Genetic architecture of circulating very-long-chain (C24:0 and c22:0) ceramide concentrations

Sharon Cresci, Ruibo Zhang, Qiong Yang, Meredith S. Duncan, Vanessa Xanthakis, Xuntian Jiang, Ramachandran S. Vasan, Jean E. Schaffer, Linda R. Peterson

Research output: Contribution to journalArticlepeer-review

7 Scopus citations

Abstract

Objective: Total ceramide concentrations are linked with increased insulin resistance and cardiac dysfunction.
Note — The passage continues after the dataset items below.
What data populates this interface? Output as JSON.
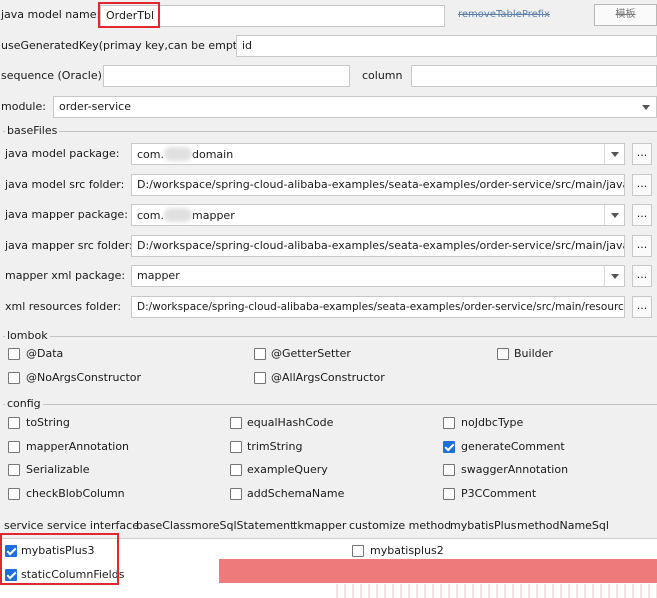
{
  "top": {
    "java_model_name_label": "java model name:",
    "java_model_name_value": "OrderTbl",
    "right_label_struck": "removeTablePrefix",
    "right_button_label": "模板",
    "use_generated_key_label": "useGeneratedKey(primay key,can be empty):",
    "use_generated_key_value": "id",
    "sequence_label": "sequence (Oracle)",
    "sequence_value": "",
    "column_label": "column",
    "column_value": ""
  },
  "module": {
    "label": "module:",
    "value": "order-service"
  },
  "baseFiles": {
    "title": "baseFiles",
    "rows": [
      {
        "label": "java model package:",
        "value_prefix": "com.",
        "value_suffix": "domain",
        "type": "combo"
      },
      {
        "label": "java model src folder:",
        "value": "D:/workspace/spring-cloud-alibaba-examples/seata-examples/order-service/src/main/java",
        "type": "text"
      },
      {
        "label": "java mapper package:",
        "value_prefix": "com.",
        "value_suffix": "mapper",
        "type": "combo"
      },
      {
        "label": "java mapper src folder:",
        "value": "D:/workspace/spring-cloud-alibaba-examples/seata-examples/order-service/src/main/java",
        "type": "text"
      },
      {
        "label": "mapper xml package:",
        "value": "mapper",
        "type": "combo"
      },
      {
        "label": "xml resources folder:",
        "value": "D:/workspace/spring-cloud-alibaba-examples/seata-examples/order-service/src/main/resources",
        "type": "text"
      }
    ],
    "browse_label": "..."
  },
  "lombok": {
    "title": "lombok",
    "items": [
      {
        "label": "@Data",
        "checked": false
      },
      {
        "label": "@GetterSetter",
        "checked": false
      },
      {
        "label": "Builder",
        "checked": false
      },
      {
        "label": "@NoArgsConstructor",
        "checked": false
      },
      {
        "label": "@AllArgsConstructor",
        "checked": false
      }
    ]
  },
  "config": {
    "title": "config",
    "items": [
      {
        "label": "toString",
        "checked": false
      },
      {
        "label": "equalHashCode",
        "checked": false
      },
      {
        "label": "noJdbcType",
        "checked": false
      },
      {
        "label": "mapperAnnotation",
        "checked": false
      },
      {
        "label": "trimString",
        "checked": false
      },
      {
        "label": "generateComment",
        "checked": true
      },
      {
        "label": "Serializable",
        "checked": false
      },
      {
        "label": "exampleQuery",
        "checked": false
      },
      {
        "label": "swaggerAnnotation",
        "checked": false
      },
      {
        "label": "checkBlobColumn",
        "checked": false
      },
      {
        "label": "addSchemaName",
        "checked": false
      },
      {
        "label": "P3CComment",
        "checked": false
      }
    ]
  },
  "tabs": [
    {
      "label": "service",
      "active": false
    },
    {
      "label": "service interface",
      "active": false
    },
    {
      "label": "baseClass",
      "active": false
    },
    {
      "label": "moreSqlStatement",
      "active": false
    },
    {
      "label": "tkmapper",
      "active": false
    },
    {
      "label": "customize method",
      "active": false
    },
    {
      "label": "mybatisPlus",
      "active": true
    },
    {
      "label": "methodNameSql",
      "active": false
    }
  ],
  "mybatisPlus": {
    "items": [
      {
        "label": "mybatisPlus3",
        "checked": true
      },
      {
        "label": "mybatisplus2",
        "checked": false
      },
      {
        "label": "staticColumnFields",
        "checked": true
      }
    ]
  },
  "colors": {
    "accent": "#1e6fd9",
    "highlight_red": "#e0282e",
    "banner_red": "#ef7a7c"
  }
}
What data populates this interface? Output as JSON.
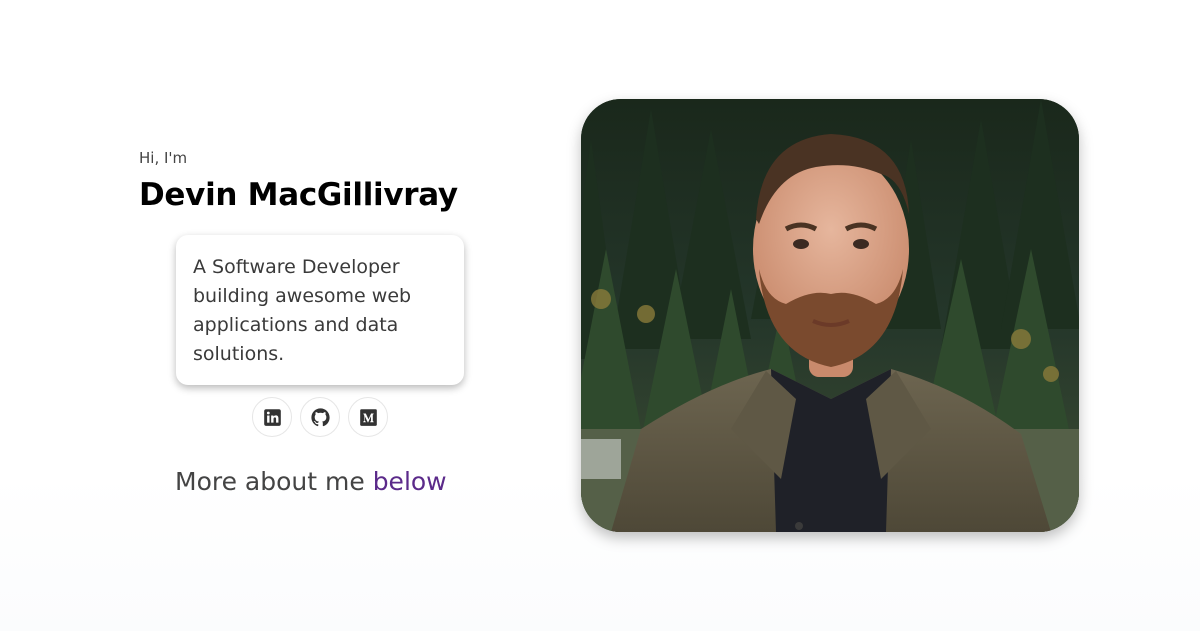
{
  "hero": {
    "greeting": "Hi, I'm",
    "name": "Devin MacGillivray",
    "tagline": "A Software Developer building awesome web applications and data solutions.",
    "more_prefix": "More about me",
    "more_link": "below"
  },
  "socials": [
    {
      "icon": "linkedin-icon"
    },
    {
      "icon": "github-icon"
    },
    {
      "icon": "medium-icon"
    }
  ],
  "colors": {
    "accent": "#5b2a8a",
    "heading": "#000000",
    "text": "#3a3a3a",
    "icon": "#333333"
  }
}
However, recent studies have demonstrated that plasma concentrations of specific very-long-chain fatty ceramides (C24:0 and C22:0) are associated with a reduced incidence of coronary heart disease and all-cause mortality. We hypothesized that specific genetic loci are associated with plasma C22:0 and C24:0 concentrations. Methods: Heritability and genome-wide association studies of plasma C24:0 and C22:0 ceramide concentrations were performed among 2,217 participants in the Framingham Heart Study Offspring Cohort, adjusting for cardiovascular risk factor covariates and cardiovascular drug treatment. Results: The multivariable-adjusted heritability for C22:0 and C24:0 ceramides was 0.42 (standard error [SE], 0.07; p=1.8E-9) and 0.25 (SE, 0.08; p=0.00025), respectively. Nineteen single nucleotide polymorphisms (SNPs), all on chromosome 20, significantly associated with C22:0 concentrations; the closest gene to these variants was SPTLC3. The lead SNP (rs4814175) significantly associated with 3% lower plasma C22:0 concentrations (p=2.83E-11). Nine SNPs, all on chromosome 20 and close to SPTLC3, were significantly associated with C24:0 ceramide concentrations. All 9 were also significantly related to plasma C22:0 levels. The lead SNP (rs168622) was significantly associated with 10% lower plasma C24:0 ceramide concentrations (p=9.94E-09). Conclusion: SNPs near the SPTLC3 gene, which encodes serine palmitoyltransferase long chain base subunit 3 (SPTLC3; part of the enzyme that catalyzes the rate-limiting step of de novo sphingolipid synthesis) were associated with plasma C22:0 and C24:0 ceramide concentrations. These results are biologically plausible and suggest that SPTLC3 may be a potential therapeutic target for C24:0 and C22:0 ceramide modulation.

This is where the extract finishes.